El 1 de julio de 1974 el día amanecía gris, un día para nada peronista. Un invierno frío abrazó a un pueblo que recibió la trágica noticia de boca de María Estela Martínez de Perón, Isabelita.
«Con gran dolor debo transmitir al pueblo el fallecimiento de un verdadero apóstol de la paz y la no violencia», anunció a través de un comunicado. Perón tenía 78 años y su muerte fue resultado de una cardiopatía isquémica crónica que se había agravado.
Los encargados de certificar su muerte fueron los médicos Pedro Cossio; Jorge Taiana; Domingo Liotta y Pedro Eladio Vázquez.
“El señor teniente general Juan Domingo Perón ha padecido una cardiopatía isquémica crónica con insuficiencia cardíaca, episodios de disritmia cardíaca e insuficiencia renal crónica, estabilizadas con el tratamiento médico. En los recientes días sufrió agravación de las anteriores enfermedades como consecuencia de una broncopatía infecciosa», confirmaron.
“El día 1º de julio, a las 10.25, se produjo un paro cardíaco del que se logró reanimarlo, para luego repetirse el paro sin obtener éxito todos los medios de reanimación de que actualmente la medicina dispone. El teniente general Juan Domingo Perón falleció a las 13.15”, completaron.
El día que el pueblo lloró a Perón
Perón no se recuperaba. El 18 de junio su salud empeoró y no pudo volver a levantarse de la cama. Los partes médicos alertaban un inminente final, pero nadie esperaba despedirlo aquel 1 de julio de 1974.

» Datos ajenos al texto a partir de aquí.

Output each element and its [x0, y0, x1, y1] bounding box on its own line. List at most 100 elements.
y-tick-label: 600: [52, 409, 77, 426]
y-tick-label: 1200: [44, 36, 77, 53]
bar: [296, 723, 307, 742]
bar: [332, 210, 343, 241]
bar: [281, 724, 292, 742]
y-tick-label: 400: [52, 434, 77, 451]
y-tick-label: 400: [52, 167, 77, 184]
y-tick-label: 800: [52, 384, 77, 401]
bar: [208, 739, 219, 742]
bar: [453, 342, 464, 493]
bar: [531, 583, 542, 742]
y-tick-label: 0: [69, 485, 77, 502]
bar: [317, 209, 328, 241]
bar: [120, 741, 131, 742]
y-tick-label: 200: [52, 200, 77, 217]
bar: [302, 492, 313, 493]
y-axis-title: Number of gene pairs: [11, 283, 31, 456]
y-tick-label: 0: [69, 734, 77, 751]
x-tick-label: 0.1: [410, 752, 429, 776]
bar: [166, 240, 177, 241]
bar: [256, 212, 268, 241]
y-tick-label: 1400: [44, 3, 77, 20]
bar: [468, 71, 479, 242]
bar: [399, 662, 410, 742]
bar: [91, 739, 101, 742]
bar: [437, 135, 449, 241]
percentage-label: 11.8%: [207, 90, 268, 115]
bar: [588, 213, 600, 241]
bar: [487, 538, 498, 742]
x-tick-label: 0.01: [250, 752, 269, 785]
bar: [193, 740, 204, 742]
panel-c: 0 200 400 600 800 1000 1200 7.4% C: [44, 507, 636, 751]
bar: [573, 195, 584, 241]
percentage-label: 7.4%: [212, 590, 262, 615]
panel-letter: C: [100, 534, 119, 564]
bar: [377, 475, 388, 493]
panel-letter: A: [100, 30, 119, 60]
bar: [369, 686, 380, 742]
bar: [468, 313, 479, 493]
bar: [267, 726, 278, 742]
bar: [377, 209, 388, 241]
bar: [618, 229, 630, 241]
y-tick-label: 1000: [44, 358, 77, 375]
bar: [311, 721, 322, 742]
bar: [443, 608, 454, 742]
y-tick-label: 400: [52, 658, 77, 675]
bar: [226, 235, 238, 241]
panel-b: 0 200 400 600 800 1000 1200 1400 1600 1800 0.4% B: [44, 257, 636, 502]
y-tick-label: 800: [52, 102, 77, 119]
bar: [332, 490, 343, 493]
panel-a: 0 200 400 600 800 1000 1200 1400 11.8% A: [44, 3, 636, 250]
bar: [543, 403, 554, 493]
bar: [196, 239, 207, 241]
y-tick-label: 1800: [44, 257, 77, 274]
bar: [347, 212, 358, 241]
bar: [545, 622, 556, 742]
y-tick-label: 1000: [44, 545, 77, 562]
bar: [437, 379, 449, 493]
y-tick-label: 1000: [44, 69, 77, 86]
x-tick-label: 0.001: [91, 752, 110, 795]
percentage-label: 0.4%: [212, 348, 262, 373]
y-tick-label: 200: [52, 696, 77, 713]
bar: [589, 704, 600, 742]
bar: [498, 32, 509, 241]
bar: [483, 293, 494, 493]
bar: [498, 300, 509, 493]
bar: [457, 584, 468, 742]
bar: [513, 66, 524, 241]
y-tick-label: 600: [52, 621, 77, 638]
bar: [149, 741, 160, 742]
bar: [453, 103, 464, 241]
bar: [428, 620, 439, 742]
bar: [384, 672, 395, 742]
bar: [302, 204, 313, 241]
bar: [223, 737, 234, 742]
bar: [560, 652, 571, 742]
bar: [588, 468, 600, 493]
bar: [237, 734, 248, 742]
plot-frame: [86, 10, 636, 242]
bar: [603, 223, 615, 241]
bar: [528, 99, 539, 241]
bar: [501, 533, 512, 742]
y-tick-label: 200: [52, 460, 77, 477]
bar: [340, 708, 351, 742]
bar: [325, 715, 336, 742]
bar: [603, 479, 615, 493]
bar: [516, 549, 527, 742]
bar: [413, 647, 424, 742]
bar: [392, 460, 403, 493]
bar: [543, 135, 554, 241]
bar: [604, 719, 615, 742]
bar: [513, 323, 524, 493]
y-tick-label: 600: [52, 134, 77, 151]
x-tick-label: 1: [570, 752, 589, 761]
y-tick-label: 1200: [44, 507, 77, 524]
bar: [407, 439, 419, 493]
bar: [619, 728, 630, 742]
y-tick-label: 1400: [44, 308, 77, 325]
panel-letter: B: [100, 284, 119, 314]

A las 13.15, con la custodia del superministro López Rega, María Estela Martínez de Perón dio la tan temible noticia. Anunció el “fallecimiento de este verdadero apóstol de la paz y la no violencia” y el pueblo no supo que decir. El silencio era ensordecedor, pesado como juicio.
A diferencia de la misoginia que contribuyó históricamente a la historia argentina, la muerte de Perón no despertó lo que sí Evita. Con Evita, el odio se vistió de fiesta y el champagne se colocó en varias mesas para celebrar que al fin murió quien supo ser abanderada de la justicia social. Pero con Perón fue distinto.
El dolor era popular, como con Evita, pero tanto a la izquierda, como a la derecha el respetó se perpetuó. No había exhibicionismo de desprecio o satisfacción. El silencio también les pesó y las manifestaciones de tristeza y dolor creció en cada punto del país.
Las calles rápidamente se llenaron. Entre lágrimas, flores y un negro de luto, muchos preguntaban qué iba a suceder ahora, qué viene después.
En el interior del país se realizaban velatorios simbólicos, se concentraba en plazas y muchos, un montón, buscaban la forma de llegar a la Capital para abrazar y acompañar el cortejo fúnebre. Custodiado por granaderos el ataúd fue trasladado al Congreso, donde se realizó efectivamente el velatorio.
Perón representó el personalismo político, un cuadro político que construyó un paradigma, que representó nuevas consignas y reafirmó otras tantas. La muerte de Perón dejó preguntas que, un tiempo después, devino en horror.
Las preguntas también se daban en torno a Isabel, que no era Evita. No representaba para el pueblo un símbolo por el cuál poner el pecho, luchar y alzar banderas. Isabel no tenía nada de Perón. Y la democracia entraba en peligro una vez más.
Y como llamó Felipe Pigna en Lo pasado pensado, la muerte de Perón fue «antesala del infierno tan temido».